Рассеянным и явно привычным жестом запустив пальцы в золотистую шерсть басовито замурчавшей кошки, брюнетка поделилась мыслями:
— Отче, я не раз слышала от наставника похвалу твоим церковно-приходским школам; и о том, сколь важное и полезное дело ты творишь, открывая их по всей Литве. У меня есть некоторые деньги…
Вспомнив покойного пана и имперского графа Глебовича, митрополит понятливо кивнул.
— И мне бы хотелось сделать вклад именно на это благое дело. Но помимо этого, в недавней беседе с тетей Ульяной… Матушкой-игуменьей Александрой, я вдруг поняла, что пусть даже и очень большого приюта святой Анастасии все равно не хватит, чтобы принять и обогреть всех сирот в Литве. Вот если бы церковь уступила несколько обителей под переустройство их в новые сиротские дома…
Пока Иона думал, как бы повежливее отказать, царевна Евдокия провела ладонью по лобастой голове ирбиса, которую тот пристроил на ее коленях — и намекнула своим нежным голоском:
— К примеру, где-нибудь на Червонной Руси. Или в других местах, о которых ты читал недавно, авва.
Припомнив восхитительно-длинный список католических и униатских костелов и монастырей, архихипастырь осторожно заметил:
— Дело поистине благое, но хватит ли… Гм, тебе терпения, дочь моя, чтобы не бросить все на половине пути?
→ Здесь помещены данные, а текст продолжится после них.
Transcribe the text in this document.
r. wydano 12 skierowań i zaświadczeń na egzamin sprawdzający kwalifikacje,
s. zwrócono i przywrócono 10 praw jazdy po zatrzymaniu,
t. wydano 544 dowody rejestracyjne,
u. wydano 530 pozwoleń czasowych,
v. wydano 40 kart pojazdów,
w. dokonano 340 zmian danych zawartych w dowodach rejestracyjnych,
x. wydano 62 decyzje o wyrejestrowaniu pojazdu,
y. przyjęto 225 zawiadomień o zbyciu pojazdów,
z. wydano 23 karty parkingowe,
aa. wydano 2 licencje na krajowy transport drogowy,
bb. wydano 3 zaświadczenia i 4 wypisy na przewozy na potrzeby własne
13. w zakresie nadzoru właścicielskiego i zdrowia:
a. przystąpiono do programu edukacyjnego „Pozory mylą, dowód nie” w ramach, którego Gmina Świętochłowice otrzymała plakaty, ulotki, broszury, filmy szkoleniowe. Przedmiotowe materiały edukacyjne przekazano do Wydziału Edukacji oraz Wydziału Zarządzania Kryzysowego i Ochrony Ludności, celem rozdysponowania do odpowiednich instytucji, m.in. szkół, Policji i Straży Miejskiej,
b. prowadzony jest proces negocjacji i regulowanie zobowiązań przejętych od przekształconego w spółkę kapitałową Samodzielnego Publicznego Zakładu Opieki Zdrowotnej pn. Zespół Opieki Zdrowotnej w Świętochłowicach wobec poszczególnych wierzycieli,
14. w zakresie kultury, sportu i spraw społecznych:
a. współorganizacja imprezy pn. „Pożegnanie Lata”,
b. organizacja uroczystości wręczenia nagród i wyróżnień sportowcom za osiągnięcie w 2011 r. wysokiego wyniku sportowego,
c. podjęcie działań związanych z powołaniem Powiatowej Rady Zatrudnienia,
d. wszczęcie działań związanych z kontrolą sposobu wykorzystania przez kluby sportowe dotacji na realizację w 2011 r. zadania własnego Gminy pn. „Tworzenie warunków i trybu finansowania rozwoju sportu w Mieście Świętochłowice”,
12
Вместо заверений и обещаний Гуреева молча достала из-под стола пухлую укладку из чуточку потертой и исцарапанной светло-коричневой кожи — при виде коей иерарха вновь кольнуло острое желание заглянуть под скатерть. Впрочем, он тут же позабыл об этом, перебирая и беглым взглядом просматривая — сначала подробную роспись затрат на строительство и содержание дополнительных пяти сотен церковно-приходских школ по всему Великому княжеству Литовскому. Затем такую же роспись на устройство дюжины больших сиротских приютов. Следом пришел черед бумаг о переустройстве католических и униатских монастырей и костелов в православные обители и храмы: как и прежде, все было подробно расписано, все потребное скрупулезно подсчитано до последнего кирпичика в стенах и бревнышка в стропилах. Деньги на все это зодчество тоже не забыли счесть, и лаская взглядом итоговую цифирь, митрополит Иона окончательно уверился в том, что намерение Аглаи Фоминишны творить добро весьма крепко: ибо столько монет могло быть только в великокняжеской скарбнице[71], либо в подвалах московского Приказа государевой казны. Да, ясновельможный пан Глебович был довольно состоятельным магнатом, но в бумагах были указаны такие суммы, как будто девушка вырезала под корень сразу весь род Радзивиллов…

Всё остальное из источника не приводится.